An excerpt from The Gene by Siddhartha Mukherjee:
Morgan began to breed flies sometime around 1905. A year later, he was breeding maggots by the thousands, in milk bottles filled with rotting fruit in a third-floor laboratory at Columbia University. Bunches of overripe bananas hung from sticks. The smell of fermented fruit was overpowering, and a haze of escaped flies lifted off the tables like a buzzing veil every time Morgan moved. The students called his laboratory the Fly Room.
Like Mendel, Morgan began by identifying heritable traits. Did fruit flies have mutations as well? By scoring thousands of flies under the microscope, he began to catalog dozens of mutant flies. A rare white-eyed fly appeared spontaneously among typically red-eyed flies. The mutants would prove crucial to experiments: only the outliers could illuminate the nature of normal heredity.

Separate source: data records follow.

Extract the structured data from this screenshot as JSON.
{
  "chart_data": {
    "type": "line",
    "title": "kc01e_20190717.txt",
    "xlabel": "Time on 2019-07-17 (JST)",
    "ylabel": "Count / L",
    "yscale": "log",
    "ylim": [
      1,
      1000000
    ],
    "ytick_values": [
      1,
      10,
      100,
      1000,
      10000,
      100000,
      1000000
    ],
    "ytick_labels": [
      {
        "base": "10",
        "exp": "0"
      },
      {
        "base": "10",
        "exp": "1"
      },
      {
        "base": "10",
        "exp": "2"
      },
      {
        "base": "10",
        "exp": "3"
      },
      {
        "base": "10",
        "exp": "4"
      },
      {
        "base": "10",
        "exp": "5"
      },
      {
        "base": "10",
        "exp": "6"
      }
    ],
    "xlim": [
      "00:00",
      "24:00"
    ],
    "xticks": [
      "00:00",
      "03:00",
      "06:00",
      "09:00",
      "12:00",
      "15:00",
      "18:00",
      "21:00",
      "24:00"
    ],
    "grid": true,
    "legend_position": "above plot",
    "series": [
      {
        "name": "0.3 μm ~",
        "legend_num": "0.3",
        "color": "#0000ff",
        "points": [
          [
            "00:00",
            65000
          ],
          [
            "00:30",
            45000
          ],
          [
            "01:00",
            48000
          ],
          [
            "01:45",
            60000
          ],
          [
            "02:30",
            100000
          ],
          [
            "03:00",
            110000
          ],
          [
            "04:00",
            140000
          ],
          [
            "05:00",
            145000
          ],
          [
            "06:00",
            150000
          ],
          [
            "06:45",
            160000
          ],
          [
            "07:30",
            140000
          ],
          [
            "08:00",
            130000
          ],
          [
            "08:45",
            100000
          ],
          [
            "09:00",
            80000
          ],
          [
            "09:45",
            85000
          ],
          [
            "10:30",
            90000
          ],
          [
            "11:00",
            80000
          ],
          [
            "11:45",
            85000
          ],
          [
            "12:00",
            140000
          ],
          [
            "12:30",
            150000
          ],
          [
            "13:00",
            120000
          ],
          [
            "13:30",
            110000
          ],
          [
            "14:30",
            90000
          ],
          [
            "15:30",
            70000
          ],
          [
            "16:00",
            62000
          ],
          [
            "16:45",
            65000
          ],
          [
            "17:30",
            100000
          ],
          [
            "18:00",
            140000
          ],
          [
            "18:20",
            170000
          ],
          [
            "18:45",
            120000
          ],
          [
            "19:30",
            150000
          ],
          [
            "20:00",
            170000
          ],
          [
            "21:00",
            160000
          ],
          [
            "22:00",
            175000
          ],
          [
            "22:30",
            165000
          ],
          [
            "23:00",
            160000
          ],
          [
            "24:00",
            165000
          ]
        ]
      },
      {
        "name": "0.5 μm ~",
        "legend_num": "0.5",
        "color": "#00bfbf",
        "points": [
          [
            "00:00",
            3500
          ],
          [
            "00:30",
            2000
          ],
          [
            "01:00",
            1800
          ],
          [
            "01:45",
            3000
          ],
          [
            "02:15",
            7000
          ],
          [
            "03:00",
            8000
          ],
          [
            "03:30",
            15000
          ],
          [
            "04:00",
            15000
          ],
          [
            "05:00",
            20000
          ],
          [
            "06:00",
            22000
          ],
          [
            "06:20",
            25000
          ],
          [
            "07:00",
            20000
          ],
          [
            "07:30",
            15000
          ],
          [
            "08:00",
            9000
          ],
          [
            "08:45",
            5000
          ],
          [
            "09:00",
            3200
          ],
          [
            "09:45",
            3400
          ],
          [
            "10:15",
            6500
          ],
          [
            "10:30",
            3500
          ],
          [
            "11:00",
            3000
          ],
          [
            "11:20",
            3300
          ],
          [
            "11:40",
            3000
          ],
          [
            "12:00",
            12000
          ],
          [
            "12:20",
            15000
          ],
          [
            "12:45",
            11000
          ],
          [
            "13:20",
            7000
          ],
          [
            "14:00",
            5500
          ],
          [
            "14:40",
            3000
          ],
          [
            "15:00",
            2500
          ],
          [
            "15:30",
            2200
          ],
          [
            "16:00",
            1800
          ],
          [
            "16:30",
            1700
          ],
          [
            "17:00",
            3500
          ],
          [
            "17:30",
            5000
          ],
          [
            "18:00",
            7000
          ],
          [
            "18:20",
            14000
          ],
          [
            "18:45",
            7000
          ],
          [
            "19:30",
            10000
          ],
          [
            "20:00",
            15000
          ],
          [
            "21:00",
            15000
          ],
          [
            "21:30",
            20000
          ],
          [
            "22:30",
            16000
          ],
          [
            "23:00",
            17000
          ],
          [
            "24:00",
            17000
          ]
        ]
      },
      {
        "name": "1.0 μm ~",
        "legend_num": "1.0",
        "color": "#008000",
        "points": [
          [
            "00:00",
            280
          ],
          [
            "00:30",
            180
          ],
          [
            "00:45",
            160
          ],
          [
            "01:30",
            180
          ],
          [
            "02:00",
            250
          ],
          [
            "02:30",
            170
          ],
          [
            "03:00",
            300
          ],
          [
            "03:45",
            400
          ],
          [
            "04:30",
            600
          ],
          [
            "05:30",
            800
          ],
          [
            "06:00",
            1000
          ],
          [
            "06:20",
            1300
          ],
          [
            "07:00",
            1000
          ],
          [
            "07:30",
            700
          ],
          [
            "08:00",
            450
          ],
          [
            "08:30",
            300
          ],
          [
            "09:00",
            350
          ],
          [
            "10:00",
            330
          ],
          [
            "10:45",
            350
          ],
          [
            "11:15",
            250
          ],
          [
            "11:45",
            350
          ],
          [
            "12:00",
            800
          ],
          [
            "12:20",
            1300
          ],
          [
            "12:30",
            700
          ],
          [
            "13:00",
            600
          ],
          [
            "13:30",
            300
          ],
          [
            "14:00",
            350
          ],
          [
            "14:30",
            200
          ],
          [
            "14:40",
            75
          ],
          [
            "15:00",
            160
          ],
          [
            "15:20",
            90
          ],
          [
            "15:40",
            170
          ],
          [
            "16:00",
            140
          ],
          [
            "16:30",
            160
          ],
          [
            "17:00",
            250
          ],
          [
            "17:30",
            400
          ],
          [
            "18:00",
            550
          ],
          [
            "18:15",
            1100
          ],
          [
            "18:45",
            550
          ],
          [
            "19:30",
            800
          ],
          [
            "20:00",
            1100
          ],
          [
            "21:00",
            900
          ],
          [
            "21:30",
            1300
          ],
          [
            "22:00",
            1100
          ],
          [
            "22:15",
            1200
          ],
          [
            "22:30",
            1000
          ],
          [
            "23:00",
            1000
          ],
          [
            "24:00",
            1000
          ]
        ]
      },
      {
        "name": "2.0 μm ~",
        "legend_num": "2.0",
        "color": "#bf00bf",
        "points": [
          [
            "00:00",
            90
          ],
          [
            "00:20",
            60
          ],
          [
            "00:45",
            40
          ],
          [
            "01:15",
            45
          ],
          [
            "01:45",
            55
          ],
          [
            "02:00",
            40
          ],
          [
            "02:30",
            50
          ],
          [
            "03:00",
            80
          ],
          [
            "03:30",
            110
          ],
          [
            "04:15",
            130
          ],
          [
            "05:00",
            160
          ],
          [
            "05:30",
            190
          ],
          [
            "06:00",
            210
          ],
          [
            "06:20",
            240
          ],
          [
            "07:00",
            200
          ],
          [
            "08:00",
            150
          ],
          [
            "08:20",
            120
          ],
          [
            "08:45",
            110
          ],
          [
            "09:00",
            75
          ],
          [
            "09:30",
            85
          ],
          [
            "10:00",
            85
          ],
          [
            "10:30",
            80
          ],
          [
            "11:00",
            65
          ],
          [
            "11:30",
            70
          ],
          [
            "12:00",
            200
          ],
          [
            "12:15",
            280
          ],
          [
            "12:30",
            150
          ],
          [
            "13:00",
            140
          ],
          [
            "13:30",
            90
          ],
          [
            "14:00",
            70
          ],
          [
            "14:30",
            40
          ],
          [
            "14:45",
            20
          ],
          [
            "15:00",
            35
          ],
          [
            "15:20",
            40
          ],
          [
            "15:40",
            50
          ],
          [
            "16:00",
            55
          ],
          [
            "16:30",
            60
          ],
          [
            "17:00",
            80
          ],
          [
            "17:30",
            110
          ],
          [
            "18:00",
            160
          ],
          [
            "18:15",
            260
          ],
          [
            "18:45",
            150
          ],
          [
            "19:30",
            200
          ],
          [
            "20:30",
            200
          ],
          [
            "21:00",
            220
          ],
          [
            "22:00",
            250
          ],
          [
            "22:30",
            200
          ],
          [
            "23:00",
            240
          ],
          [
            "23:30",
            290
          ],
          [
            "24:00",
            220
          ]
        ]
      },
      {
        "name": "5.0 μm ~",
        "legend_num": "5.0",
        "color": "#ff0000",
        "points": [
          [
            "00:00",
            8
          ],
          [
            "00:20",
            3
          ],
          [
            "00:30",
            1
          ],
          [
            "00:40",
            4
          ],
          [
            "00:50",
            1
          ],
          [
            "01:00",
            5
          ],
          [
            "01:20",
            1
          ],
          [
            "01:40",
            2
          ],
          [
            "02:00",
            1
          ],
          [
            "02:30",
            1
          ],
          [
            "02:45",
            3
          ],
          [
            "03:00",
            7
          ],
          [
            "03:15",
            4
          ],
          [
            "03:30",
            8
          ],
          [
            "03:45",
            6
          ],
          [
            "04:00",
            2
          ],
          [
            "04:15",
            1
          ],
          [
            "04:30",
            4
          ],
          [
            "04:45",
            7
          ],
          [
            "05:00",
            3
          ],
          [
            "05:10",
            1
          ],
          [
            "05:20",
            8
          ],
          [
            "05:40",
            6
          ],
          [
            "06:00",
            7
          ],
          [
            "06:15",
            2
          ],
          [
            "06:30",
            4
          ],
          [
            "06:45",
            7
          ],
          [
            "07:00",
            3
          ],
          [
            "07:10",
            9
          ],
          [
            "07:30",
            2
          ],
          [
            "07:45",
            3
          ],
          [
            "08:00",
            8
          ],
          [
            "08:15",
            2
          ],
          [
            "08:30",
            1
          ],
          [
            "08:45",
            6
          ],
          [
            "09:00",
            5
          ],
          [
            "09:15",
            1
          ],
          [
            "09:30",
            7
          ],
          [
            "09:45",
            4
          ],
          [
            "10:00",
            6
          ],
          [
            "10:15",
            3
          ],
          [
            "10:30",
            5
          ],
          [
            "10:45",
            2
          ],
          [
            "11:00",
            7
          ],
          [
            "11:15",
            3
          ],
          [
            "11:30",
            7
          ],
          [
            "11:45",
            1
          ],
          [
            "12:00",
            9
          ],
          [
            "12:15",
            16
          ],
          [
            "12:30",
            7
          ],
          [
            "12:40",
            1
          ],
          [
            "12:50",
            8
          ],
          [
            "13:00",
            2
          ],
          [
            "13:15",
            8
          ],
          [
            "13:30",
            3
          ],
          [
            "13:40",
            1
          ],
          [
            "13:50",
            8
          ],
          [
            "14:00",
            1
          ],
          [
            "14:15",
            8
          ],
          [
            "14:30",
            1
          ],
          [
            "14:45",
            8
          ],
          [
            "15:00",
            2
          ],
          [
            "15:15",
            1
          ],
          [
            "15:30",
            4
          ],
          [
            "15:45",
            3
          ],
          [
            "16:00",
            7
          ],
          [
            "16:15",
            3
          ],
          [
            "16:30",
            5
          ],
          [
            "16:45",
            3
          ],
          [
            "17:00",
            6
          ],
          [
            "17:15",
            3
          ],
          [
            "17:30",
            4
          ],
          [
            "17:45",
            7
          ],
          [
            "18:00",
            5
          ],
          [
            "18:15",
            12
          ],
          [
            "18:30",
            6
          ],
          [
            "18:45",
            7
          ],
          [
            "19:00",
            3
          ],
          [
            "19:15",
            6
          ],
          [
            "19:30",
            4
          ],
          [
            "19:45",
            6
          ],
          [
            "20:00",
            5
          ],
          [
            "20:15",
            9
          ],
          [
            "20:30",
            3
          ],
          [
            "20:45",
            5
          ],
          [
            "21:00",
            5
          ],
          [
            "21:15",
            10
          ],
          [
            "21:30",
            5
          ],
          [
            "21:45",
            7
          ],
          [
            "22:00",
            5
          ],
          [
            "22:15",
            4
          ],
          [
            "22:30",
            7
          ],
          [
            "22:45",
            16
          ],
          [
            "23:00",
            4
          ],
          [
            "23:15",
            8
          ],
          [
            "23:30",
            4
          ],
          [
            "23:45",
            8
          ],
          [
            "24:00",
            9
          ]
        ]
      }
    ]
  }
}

Between 1910 and 1912, Morgan and his students crossed thousands of fruit fly mutants with each other. The result of each cross was meticulously recorded: white-eyed, sable-coloured, bristled, short-winged. When Morgan examined these crosses, he found a surprising pattern: some genes acted as if they were “linked” to each other. The gene responsible for creating white eyes, for instance, was inescapably linked to the Y chromosome: no matter how Morgan crossed his flies, the white-eyed trait tracked with that chromosome. Similarly the gene for sable colour was linked with the gene that specified the shape of a wing.
Morgan’s experiments had established that genes that were physically linked to each other on the same chromosome were inherited together. If the gene that produces blue eyes is linked to a gene that produces blond hair, then children with blond hair will inevitably tend to inherit blue eyes. However, occasionally, a gene could unlink itself from its partner genes and swap places from the paternal chromosome to the maternal chromosome, resulting in a rare blue-eyed, dark-haired child.
It is fascinating to learn that gene theory was found amidst the buzz of fruit flies!